A second category belongs to those who are grieving the loss of a loved one. The time of grief is one in which the one grieving desperately needs the comfort of loved ones. It is not an easy time to endure, but one which all who walk the face of this earth will encounter at some point. However, the apostle Paul wrote that we are to comfort one another with his words concerning the dead (1 The. 4:18). He states that those individuals who die in a right relationship with God have nothing to fear, but at the second coming they will meet Christ in the air just as those who are alive (1 The. 4:13-17). However, such comfort can only be given if one is a child of God.

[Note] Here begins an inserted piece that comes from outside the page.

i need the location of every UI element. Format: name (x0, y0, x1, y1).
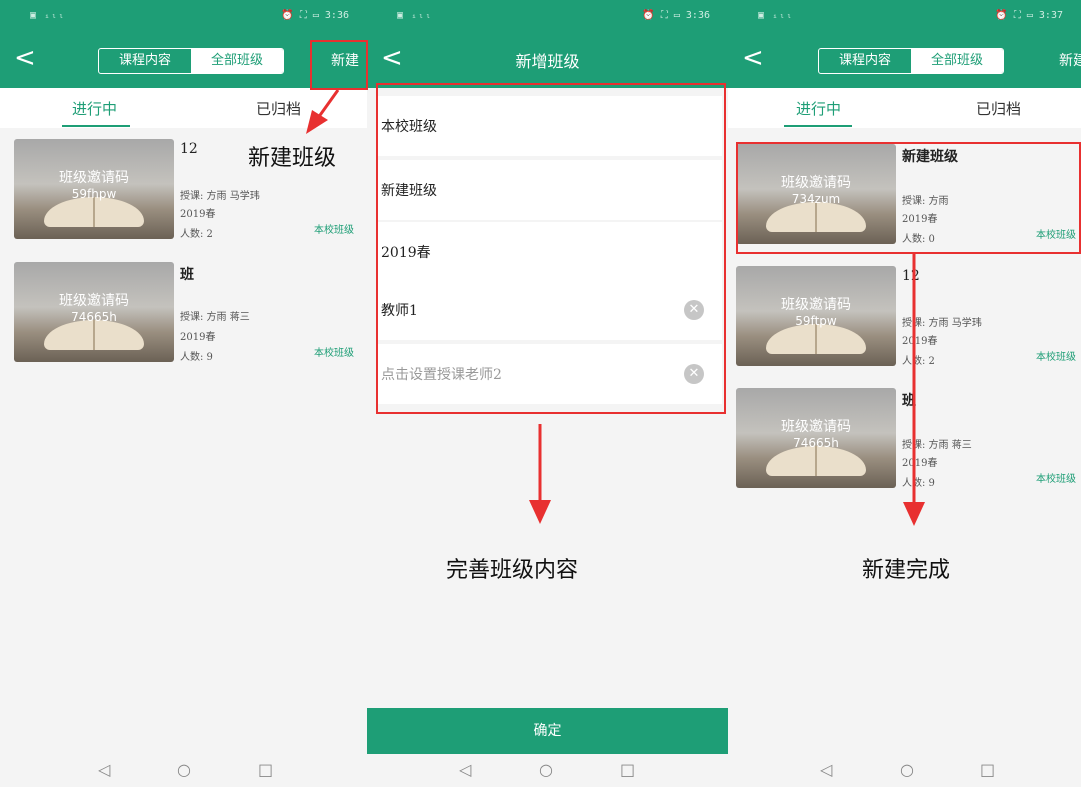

A third category of those who should be assisted with comfort are repentant sinners. It is sometimes amazing to see how people respond to those who repent of past transgressions. Some will say “he didn’t mean it,” or “she’ll be right back at it shortly.” There is nothing given by way of encouragement or comfort, only skepticism and criticism. However, Jesus stated that there should be rejoicing when the penitent return. All three of the parables in Luke 15 deal with the nature of finding something which was lost. When a lost and erring member of the body of Christ returns, that one should not be met with skepticism, but encouragement and comfort in the decision which they have made. Peter stated that God “is not willing that any should perish, but that all should come to repentance” (2 Pet. 3:9). Therefore, we must be ones who seek to comfort those who are weak, but seeking to do right so that they might be better equipped to stand against the wiles of the devil.

There are many different types of comfort, and all of them have their place. There is verbal comfort which we can provide through the words we use to comfort others in time of need. There is physical comfort. Whether it is the bringing of food, a hug, or something else, there is comfort to be gained from the caring concern of others. There is also spiritual comfort which God makes available to us through His Word. This comfort is as important as any other because it tells us how God feels concerning each situation man encounters.

May we ever strive to be the types of comforters we need to be. Men and women like Barnabas (Acts 4:36-37; 11:22-24) who are willing to give, not only of their physical means, but of their spiritual lives as well to the betterment of others.